The issue brought to your attention is not typical. It stands out from the familiar landscape of contemporary philosophical discussions, where oases of genuine thoughts are situated in the midst of deserts of meaningless reviews, and the flowering valleys of respectable schools are separated by the mountain ranges of conceptual and methodological incommensurability. The authors of this issue speak different philosophical languages and use different conceptual optics. However, what unites them is that they are trying to return personal depth to philosophical questioning and dare to re-ask questions that seem to have ready answers.
The main theme of the issue clearly refers to the book by Merab Mamardashvili and Alexander Pyatigorsky Symbol and Consciousness: Metaphysical Arguments about Consciousness, Symbolism and Language. What can be said about the consciousness and symbol from the standpoints of modern phenomenology, analytic philosophy, transcendentalism, and metaphysical realism? From what evidence do they emanate, what intuitions underlie their traditions? Where are those borders, on the approaches to which our intuitions fall silent, and the evidence is misleading?
In Viktoriya Faybyshenko’s paper, the motive of “birth” as a constitutive human ability, a free phenomenon, the cause of itself (according to Mamardashvili’s phenomenological project) is investigated at length. In response to the problem of combining the fundamental tautology of the act of consciousness and the need for an individual, irreplaceable event of human thought, the paper provides an original interpretation of the transcendental act, occurring in “unpredictable concreteness here-and-now” and giving a place for “birth itself” to be born.
Whereas for Mamardashvili, an event of thought is a realization of a symbol, and at the same time a kind of “empty” transcendental symbol, for Kantor and Florensky, as Tatyana Levina shows in her paper, the symbol turns out to be something greater. Comparing the metaphysical and epistemological aspects of this concept (the most important link in both cases is the idea of infinity), she shows the existence of unexpected interrelations between analytic philosophy and Russian religious thought of the late 19th – early 20thcenturies, as well as the deep immersion of both currents in the general context of European philosophy, as it developed from Augustine and Nicholas of Cusa to Kant and Leibniz.
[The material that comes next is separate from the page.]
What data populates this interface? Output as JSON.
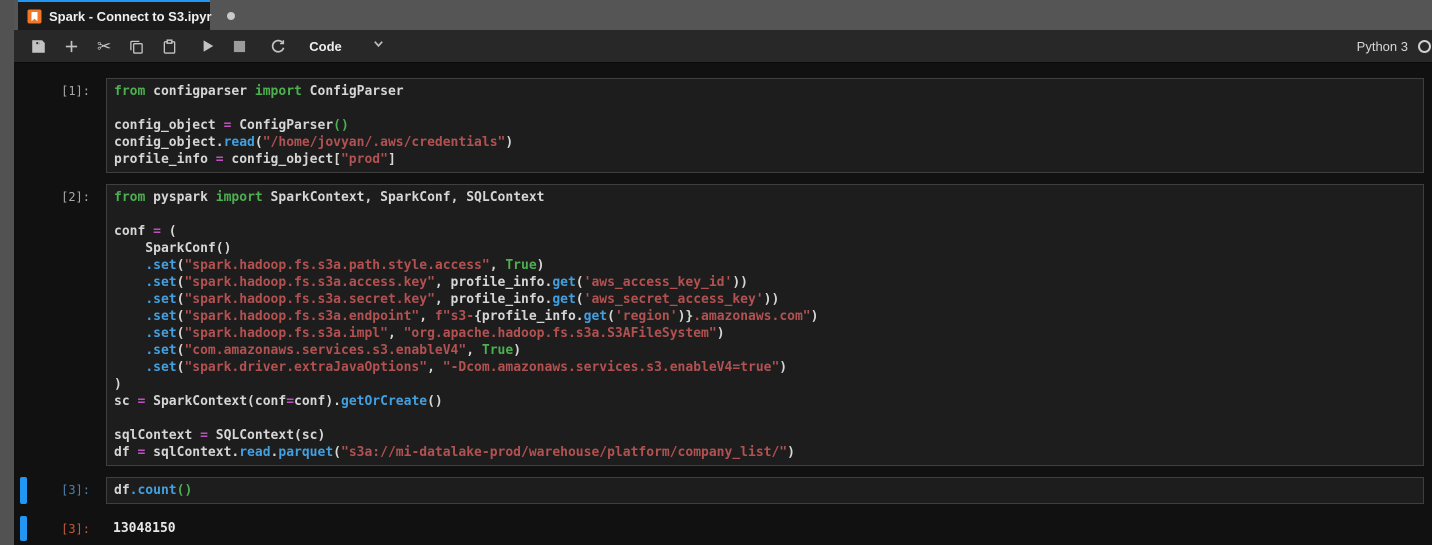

A peculiar counterpoint to the topic of birth is the phenomenology of death, analyzed by Ilya Pavlov in his paper. The author shows the transformation of Heideggerian death phenomenology within the works of Vladimir Bibikhin. Such a transformation has become possible due to the use of a different ontology of time. For Bibikhin, death is phenomenologically close to the amechania, the restriction of human initiative.
But is the experience of birth and death available only to a human being, are humans the only species familiar with the event of thinking? Starting from Mamardashvili’s Cartesian Meditations, Yulia Gorbatova offers a very sincere essay for a panel discussion. Her essay is devoted, it would seem, to the naive question of whether animals are capable of thinking – but the deeper we look at this “simple” question, the more complex it seems. By problematizing the methodological guidelines of “mental anthropocentrism” on the one hand, and “radical anti-speciesism” on the other, she tries to eliminate false analogies and irrelevant meanings from the discussion in order to return to the heart of the matter. To do this, she has to combine metaphysical constructions with the transcendentalistic reasoning about the boundaries of language and the world. The discussion participants – Aleksey Gaginskiy, Igor Gasparov, Sergei Zhdanov, Konstantin Pavlov-Pinus, Diana Gasparyan, Sofiya Danko – mainly offer their own configurations of basic concepts and come to different answers to the questions asked. At the same time, all the authors of this block appear to be on the same philosophical wavelength, which makes their dialogue intense and fascinating.
In the “Archive of Philosophical Thought” section, you will find a translation of the famous Ullin Place’s paper “Is Consciousness a Brain Process?” made by Mariya Sekatskaya. The accompanying analytical article “The Philosophy of Ulin Place: From Mysticism to Materialism” by Mariya Sekatskaya and Anton Kuznetsov makes it possible to understand the general context of this work and its influence on the philosophy of mind in the second half of the 20th century.
In the “Book Reviews”, “In the Margins of Philosophical Treatises” and “Academical Life” sections you can find philosophical reviews, reflections on book novelties and reports on important philosophical conferences of the year.